Anthony Salcido is a bit different—eccentric, even—a Latino who is both a leader in finance and an avid surfer. He’s never been fazed by standing out. The ninth of ten children of a carpenter father and a mother who worked in a factory, he was pegged by his father as the one who would break the mold.
“My dad kept saying, ‘Son, I didn’t work my tail off in construction so that none of my kids would go to college. You’re my last hope,’” Salcido recalls.
Sweating on construction sites and plucking out splinters during high school summer breaks was enough real-world experience for Salcido to heed his father’s plea. After becoming the first in his family to graduate from college, he worked in public accounting for seven years, first with KPMG and then with Price Waterhouse. A few years into his tenure with Price Waterhouse, he got a call from a recruiter asking if he’d be interested in moving to New York to work for PepsiCo’s international restaurant division, which included Pizza Hut, KFC, and Taco Bell. It wasn’t a simple decision.
“I grew up in Southern California, and I’m a surfer,” he says. “At first I thought, ‘You’ve gotta be crazy.’ But the more I looked into it, the more it seemed like the right move. That was the turning point in my career that opened my eyes to corporate America.”
After two years at the PepsiCo headquarters in New York (he found some waves to ride in the Hamptons), Salcido and his family made another move to Wichita, Kansas, to work with the Pizza Hut International division. On its face, the transfer was a Middle America, small-city move—“There were practically no Hispanics in Wichita,” Salcido notes. Nevertheless it opened up the world for Salcido. Every year, he would travel at least once to Europe, Asia, and Latin America. It was a dizzying and enthralling experience for Salcido, who had been on a grand total of one plane ride before graduating from college.
“I had no anticipation it would be like that with all the travel,” he says. “I saw all these execs traveling in Europe and living abroad. It seemed normal for them, but for me, it was not normal at all.”
He traveled not just across the continents, but also on a steadily upward trajectory in his career. In 2005, he joined Toyota, where he is currently the vice president and corporate controller. Salcido oversees more than one hundred employees. He is responsible for all the accounting of vehicles and parts sales, and the monthly, quarterly, and annual closes and financial reporting.
There is more than usual on his plate right now because the company is bringing sales and manufacturing together at a single headquarters. Salcido is tasked with moving the people, processes, and systems in accounting from two different states to Plano, Texas. Many employees made the decision not to make the move, which meant there was also a hiring frenzy as Salcido and the company made sure the departing employees knew they were valued for their contributions.
“That’s the giant project I’m working on right now,” he says. “I need to make sure nothing falls through the cracks, because I’m in charge of internal controls.”
“For the longest time, I had my head down, and I was climbing the ladder and raising my family and moving around the country, just working my tail off.
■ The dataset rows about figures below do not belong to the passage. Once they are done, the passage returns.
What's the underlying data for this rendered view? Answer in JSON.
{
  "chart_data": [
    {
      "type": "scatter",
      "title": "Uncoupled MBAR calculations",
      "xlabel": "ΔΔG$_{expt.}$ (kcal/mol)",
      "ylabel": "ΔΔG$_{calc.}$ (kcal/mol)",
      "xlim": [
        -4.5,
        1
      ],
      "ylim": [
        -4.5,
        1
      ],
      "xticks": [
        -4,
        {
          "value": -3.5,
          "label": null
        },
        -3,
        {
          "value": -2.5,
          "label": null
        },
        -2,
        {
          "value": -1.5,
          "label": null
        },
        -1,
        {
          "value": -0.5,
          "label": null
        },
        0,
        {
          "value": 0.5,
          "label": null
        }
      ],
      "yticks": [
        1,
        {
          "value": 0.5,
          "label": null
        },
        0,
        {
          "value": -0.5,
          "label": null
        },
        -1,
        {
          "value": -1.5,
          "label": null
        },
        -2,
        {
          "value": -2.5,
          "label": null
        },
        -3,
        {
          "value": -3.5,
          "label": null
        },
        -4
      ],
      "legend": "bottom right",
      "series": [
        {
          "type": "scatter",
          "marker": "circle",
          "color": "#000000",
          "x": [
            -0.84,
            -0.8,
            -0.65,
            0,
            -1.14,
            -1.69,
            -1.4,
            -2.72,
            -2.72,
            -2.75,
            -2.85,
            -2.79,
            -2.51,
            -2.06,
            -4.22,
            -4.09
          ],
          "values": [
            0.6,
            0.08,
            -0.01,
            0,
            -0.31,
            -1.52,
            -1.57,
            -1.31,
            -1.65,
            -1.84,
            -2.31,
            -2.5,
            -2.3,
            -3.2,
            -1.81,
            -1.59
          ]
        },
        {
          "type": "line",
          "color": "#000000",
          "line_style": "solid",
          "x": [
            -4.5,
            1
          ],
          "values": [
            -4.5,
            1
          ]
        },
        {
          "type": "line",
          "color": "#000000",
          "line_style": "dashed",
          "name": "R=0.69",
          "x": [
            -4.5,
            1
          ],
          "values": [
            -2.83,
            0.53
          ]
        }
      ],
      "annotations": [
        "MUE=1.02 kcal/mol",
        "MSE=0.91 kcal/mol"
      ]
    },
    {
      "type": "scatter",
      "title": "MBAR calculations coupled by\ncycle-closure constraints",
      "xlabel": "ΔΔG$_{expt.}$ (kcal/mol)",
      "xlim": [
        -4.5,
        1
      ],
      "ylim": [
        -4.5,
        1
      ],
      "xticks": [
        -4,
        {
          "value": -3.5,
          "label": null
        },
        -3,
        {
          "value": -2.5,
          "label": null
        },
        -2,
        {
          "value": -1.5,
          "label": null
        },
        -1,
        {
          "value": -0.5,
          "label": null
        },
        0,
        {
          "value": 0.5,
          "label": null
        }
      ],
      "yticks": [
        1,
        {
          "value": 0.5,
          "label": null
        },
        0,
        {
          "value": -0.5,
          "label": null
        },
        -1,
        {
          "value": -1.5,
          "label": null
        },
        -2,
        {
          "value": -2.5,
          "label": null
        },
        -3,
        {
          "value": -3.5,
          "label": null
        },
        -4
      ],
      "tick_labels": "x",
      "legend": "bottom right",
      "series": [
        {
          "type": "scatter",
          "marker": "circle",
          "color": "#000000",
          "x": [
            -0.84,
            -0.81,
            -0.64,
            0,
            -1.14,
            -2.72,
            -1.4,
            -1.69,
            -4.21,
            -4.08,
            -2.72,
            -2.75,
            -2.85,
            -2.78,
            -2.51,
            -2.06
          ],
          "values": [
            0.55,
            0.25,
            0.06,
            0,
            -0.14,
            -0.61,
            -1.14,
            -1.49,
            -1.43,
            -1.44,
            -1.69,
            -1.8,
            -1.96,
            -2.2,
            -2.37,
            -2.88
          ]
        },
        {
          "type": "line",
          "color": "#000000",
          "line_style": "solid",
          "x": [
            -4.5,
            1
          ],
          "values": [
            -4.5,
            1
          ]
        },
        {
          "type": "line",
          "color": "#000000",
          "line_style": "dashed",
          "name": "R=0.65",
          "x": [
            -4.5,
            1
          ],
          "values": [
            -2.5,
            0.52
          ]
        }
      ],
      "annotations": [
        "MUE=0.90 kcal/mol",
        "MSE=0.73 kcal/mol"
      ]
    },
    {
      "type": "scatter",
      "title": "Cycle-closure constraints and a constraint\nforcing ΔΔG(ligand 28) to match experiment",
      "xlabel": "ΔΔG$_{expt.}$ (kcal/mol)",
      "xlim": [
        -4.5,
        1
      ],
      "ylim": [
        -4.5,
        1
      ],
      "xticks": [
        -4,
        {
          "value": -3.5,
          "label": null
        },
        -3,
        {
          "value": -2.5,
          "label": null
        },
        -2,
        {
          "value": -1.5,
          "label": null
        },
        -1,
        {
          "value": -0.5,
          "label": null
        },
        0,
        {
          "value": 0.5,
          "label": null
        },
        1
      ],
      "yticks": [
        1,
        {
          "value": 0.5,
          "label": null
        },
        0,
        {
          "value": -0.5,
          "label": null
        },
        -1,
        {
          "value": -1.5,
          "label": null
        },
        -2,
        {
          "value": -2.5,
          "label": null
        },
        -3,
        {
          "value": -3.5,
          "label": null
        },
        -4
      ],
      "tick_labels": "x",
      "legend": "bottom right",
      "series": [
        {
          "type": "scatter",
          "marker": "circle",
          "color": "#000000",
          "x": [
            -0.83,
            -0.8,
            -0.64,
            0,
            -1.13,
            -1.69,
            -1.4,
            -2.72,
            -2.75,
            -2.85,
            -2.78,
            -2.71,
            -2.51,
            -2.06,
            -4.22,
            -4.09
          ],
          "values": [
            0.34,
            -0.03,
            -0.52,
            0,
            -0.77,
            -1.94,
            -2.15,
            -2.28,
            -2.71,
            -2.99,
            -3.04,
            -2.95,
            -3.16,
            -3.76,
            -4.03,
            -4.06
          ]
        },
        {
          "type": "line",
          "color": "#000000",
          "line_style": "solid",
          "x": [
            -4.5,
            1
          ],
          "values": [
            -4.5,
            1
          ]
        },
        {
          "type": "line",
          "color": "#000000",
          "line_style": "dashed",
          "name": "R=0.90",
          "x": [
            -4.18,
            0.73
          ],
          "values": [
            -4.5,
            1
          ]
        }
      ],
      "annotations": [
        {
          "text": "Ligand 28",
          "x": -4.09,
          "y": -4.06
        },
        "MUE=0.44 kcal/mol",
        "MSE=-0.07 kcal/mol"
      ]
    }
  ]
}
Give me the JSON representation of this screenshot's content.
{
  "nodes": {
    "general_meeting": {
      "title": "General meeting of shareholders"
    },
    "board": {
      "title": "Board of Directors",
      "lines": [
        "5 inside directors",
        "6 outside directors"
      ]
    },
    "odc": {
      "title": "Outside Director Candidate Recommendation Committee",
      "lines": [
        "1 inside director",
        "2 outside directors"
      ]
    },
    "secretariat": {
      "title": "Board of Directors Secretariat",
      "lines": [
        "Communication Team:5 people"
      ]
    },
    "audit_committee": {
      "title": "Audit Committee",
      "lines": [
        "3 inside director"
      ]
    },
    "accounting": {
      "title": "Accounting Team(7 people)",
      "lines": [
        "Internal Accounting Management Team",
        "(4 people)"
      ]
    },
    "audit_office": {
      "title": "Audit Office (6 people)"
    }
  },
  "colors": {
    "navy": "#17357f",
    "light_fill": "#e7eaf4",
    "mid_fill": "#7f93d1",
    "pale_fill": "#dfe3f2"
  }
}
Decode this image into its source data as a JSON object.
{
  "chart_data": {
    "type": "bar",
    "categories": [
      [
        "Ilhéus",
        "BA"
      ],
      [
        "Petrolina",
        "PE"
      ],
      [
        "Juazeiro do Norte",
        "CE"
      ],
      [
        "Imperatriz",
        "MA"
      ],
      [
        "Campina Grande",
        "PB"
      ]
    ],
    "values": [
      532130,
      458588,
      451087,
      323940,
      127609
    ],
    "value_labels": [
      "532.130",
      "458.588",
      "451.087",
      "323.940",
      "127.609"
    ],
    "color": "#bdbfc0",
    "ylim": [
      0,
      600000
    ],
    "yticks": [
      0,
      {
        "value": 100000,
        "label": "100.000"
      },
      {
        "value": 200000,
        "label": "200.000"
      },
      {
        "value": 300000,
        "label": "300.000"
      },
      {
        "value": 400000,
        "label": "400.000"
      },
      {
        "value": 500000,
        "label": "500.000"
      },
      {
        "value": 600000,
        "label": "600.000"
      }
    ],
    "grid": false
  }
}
I’d noticed the lack of Hispanics, but there wasn’t a lot I could do about it other than hire some folks. Now I feel I’m in more of a position where I can do something.”
Yet, even as he immerses himself in the business of bringing the company’s two branches together, Salcido has been increasing his involvement in trying to bring more Latinos into an industry where there have traditionally been few.
“For the longest time, I had my head down, and I was climbing the ladder and raising my family and moving around the country, just working my tail off,” he says. “I’d noticed the lack of Hispanics, but there wasn’t a lot I could do about it other than hire some folks. Now I feel I’m in more of a position where I can do something.”
It’s not just talk. Since 2008, Salcido has been a board member of the Hispanic Scholarship Fund, which “strives to make college education a top priority for every Latino family across the nation,” according to its website.
Recently, Salcido attended a HSF conference in Silicon Valley where they hosted one hundred of the nation’s top Hispanic students, all of them sponsored by Toyota. Having built a career as a Hispanic without much external help, it’s gratifying for Salcido to see the bright promise of young Hispanics today.
“It was a beautiful sight,” he says of the conference. “These kids were coming from all these top-tier schools—MIT, Stanford, Columbia. It was amazing to see the enthusiasm. That just wasn’t there when I was going through school; Hispanics didn’t have that kind of presence. Part of the change is the sheer volume of the Latino population now. What I also hope is happening is that there will be more and more young Latinos looking for a better life and getting that through education.”